受験を検討されている方へ

大野 祐介さん 義肢装具士 第25期生 修士(カウンセリング)

2年の課程を修了させていただきホッと一息ついていたつもりが、気が付けばあっという間に1年が経過しておりました。このたび、カウンセリングコースへの入学を考え始めた頃から修了後1年たった現在までを顧みて、稚拙ながら体験談としてまとめさせていただきましたのでご報告させていただきます。受験を検討されている方の一助になれば幸いです。

病気や事故で足の切断に至った方が使用する義足を製作する義肢装具士という業務について5年が経った頃のことです。足を失った方々の声にしっかり耳を傾け、気持ちを十分に配慮しながら、皆さんの生活がより豊かになるような義足を届けることができているだろうか、と考えるようになりました。また、今まであって当然だった身体の一部を失い、大きな喪失感を抱えている方々と接する業務上、義肢装具士の仕事はカウンセリングの要素がものすごく大切なのではないかという気持ちも芽生えてきました。ただ、この漠然とした疑問を解決するには何をしたらよいかが分からず、悶々と過ごしておりました。

そんな折、カウンセリングコースに出会い、受験希望者用のガイダンスに参加してみました。そこでは「臨床の現場で起こっている問題を整理し、研究に落とし込み、論文としてまとめ上げ、意義ある結果として臨床にフィードバックするためのノウハウを身に着けることができる」との説明がありました。まさに自分の求めていたことにぴったりだ、と運命を感じ、受験勉強に取り掛かりました。

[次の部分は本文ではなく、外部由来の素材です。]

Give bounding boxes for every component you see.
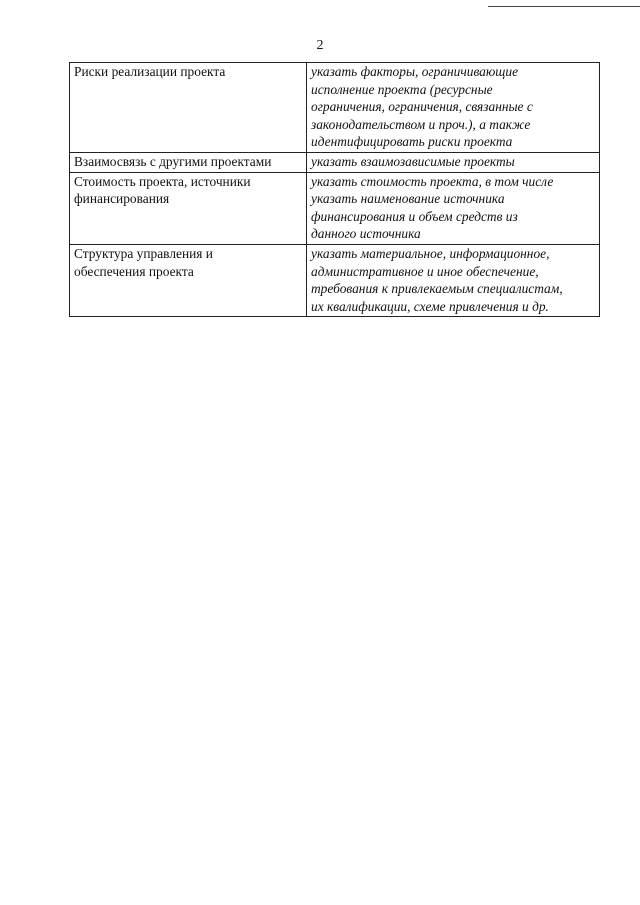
description-line: указать наименование источника	[311, 191, 505, 207]
description-line: данного источника	[311, 226, 421, 242]
row-description-risks	[307, 63, 600, 153]
row-label-text: финансирования	[74, 191, 170, 207]
description-line: указать факторы, ограничивающие	[311, 64, 519, 79]
page-number: 2	[316, 38, 324, 53]
row-label-text: Структура управления и	[74, 245, 213, 261]
description-line: указать взаимозависимые проекты	[311, 153, 515, 169]
description-line: исполнение проекта (ресурсные	[311, 81, 493, 97]
table-row	[70, 244, 600, 316]
description-line: ограничения, ограничения, связанные с	[311, 99, 533, 115]
row-label-text: обеспечения проекта	[74, 263, 194, 279]
project-info-table	[69, 62, 600, 317]
table-row	[70, 152, 600, 172]
row-label-text: Взаимосвязь с другими проектами	[74, 153, 272, 169]
header-rule	[488, 6, 640, 7]
row-description-relations	[307, 152, 600, 172]
row-label-text: Риски реализации проекта	[74, 64, 226, 79]
row-description-cost	[307, 172, 600, 244]
table-row	[70, 63, 600, 153]
description-line: финансирования и объем средств из	[311, 208, 518, 224]
description-line: административное и иное обеспечение,	[311, 263, 539, 279]
row-label-relations	[70, 152, 307, 172]
row-label-management	[70, 244, 307, 316]
description-line: их квалификации, схеме привлечения и др.	[311, 298, 549, 314]
description-line: требования к привлекаемым специалистам,	[311, 281, 563, 297]
row-label-text: Стоимость проекта, источники	[74, 173, 251, 189]
row-label-risks	[70, 63, 307, 153]
row-description-management	[307, 244, 600, 316]
description-line: идентифицировать риски проекта	[311, 134, 513, 150]
description-line: законодательством и проч.), а также	[311, 116, 531, 132]
description-line: указать материальное, информационное,	[311, 245, 550, 261]
description-line: указать стоимость проекта, в том числе	[311, 173, 554, 189]
table-row	[70, 172, 600, 244]
row-label-cost	[70, 172, 307, 244]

入学後は、先生方が心理学初学者の私でも分かるように丁寧に、粘り強く指導してくださいました。論文提出間際には、休日も返上で、メールやスカイプなどを駆使して最後まで、見放さずに完成まで導いてくださいました。その途中には、諸先輩方も、どうしてこんなにまで協力してくださるのだろう?と不思議なくらい多くの時間を割いて面倒を見てくださいました。今思うときっと、そのさらに上の先輩の皆様が、そうしてくださったのでそれを後輩にもしてくださっている、ということなのだと思います。私も、微力ながら後に入る皆さんのお力になれればと思っております。また、同じ志でカウンセリングを学んでいる同期の皆さんがとても温かく、かつ、常に刺激を与えてくださいました。とても大切な仲間と出会えたのも大きな収穫です。また、論文作成時、心が折れそうなときには、インタビューや質問紙調査に協力してくださった皆さまの温かい励ましを思い出し、そして、職場の方々の後押しを受けて、なんとか提出するに至りました。こうして振り返りますと、2年間に出会った多くの方々が、自分を大きく育ててくださった、ということが強く実感できます。

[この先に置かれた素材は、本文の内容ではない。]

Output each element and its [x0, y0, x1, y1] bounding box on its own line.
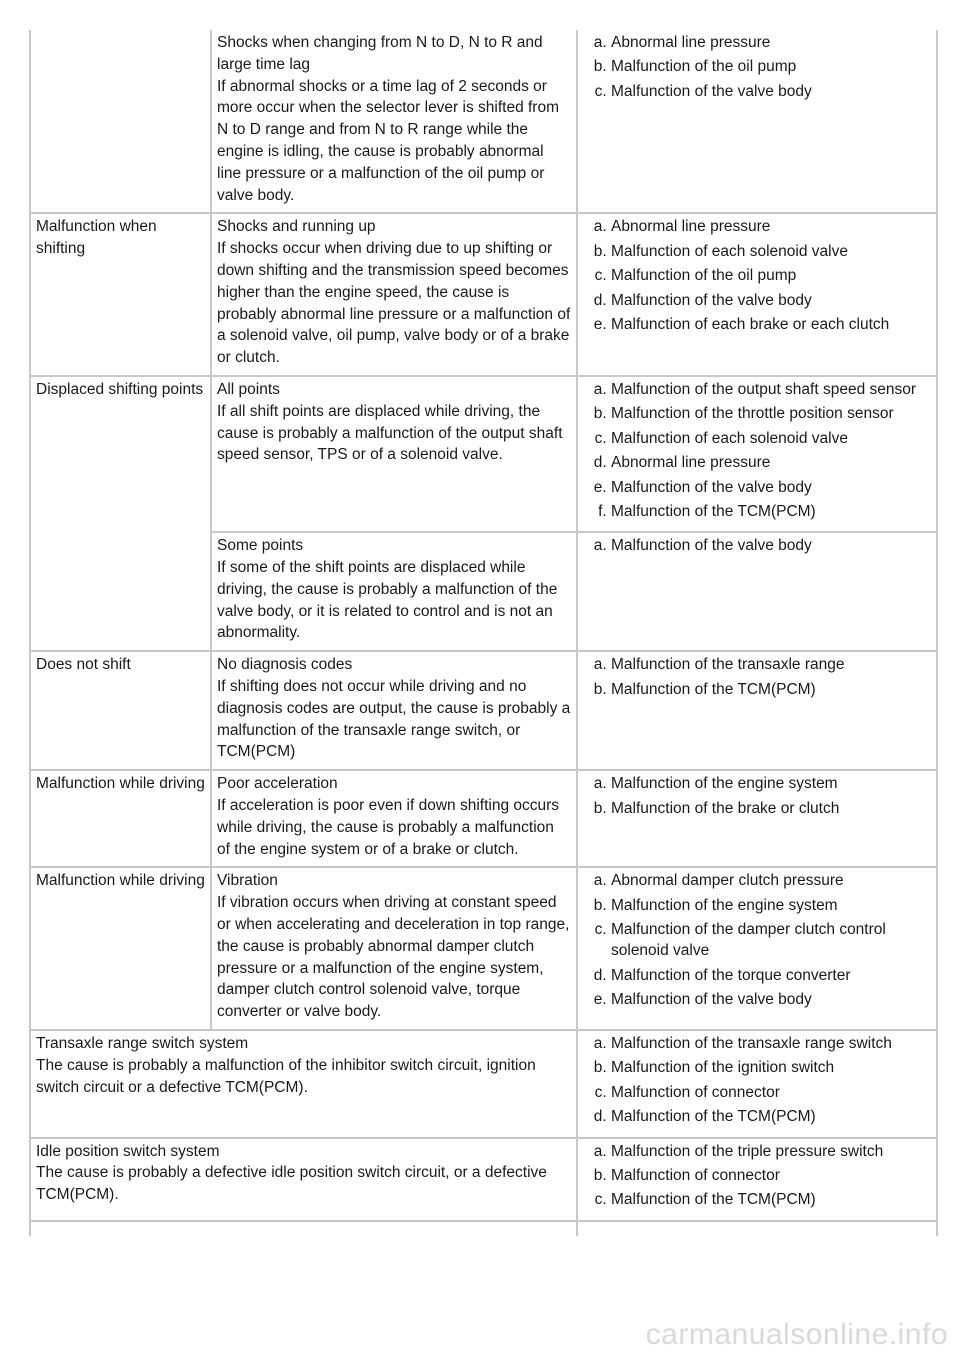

このコースで学んだアプローチは、修了後もものすごく現在の仕事の中で役立っております。実際、つい先日も職場で1000人規模の質問紙調査に関わらせていただく機会がありました。それ以外にも学んだことが、生きているな、カウンセリングコースに通ってよかったな、と思う瞬間が本当にたくさんあります。この感覚は、日増しに大きくなっていて、卒業後1年が経ちますが、ますます大きくなっています。どこまで大きくなるか恐ろしいくらいです。

今後も、臨床現場に還元できるような研究を進めていき、義足を使用する方のQOL向上に役立てるような活動をしていきたいと考えています。このような目標を持てたのもこのコースを修了した大きな収穫です。働きながらの学生生活ということで大変なこともありますが、ぜひ、皆さんも経験していただければと思います。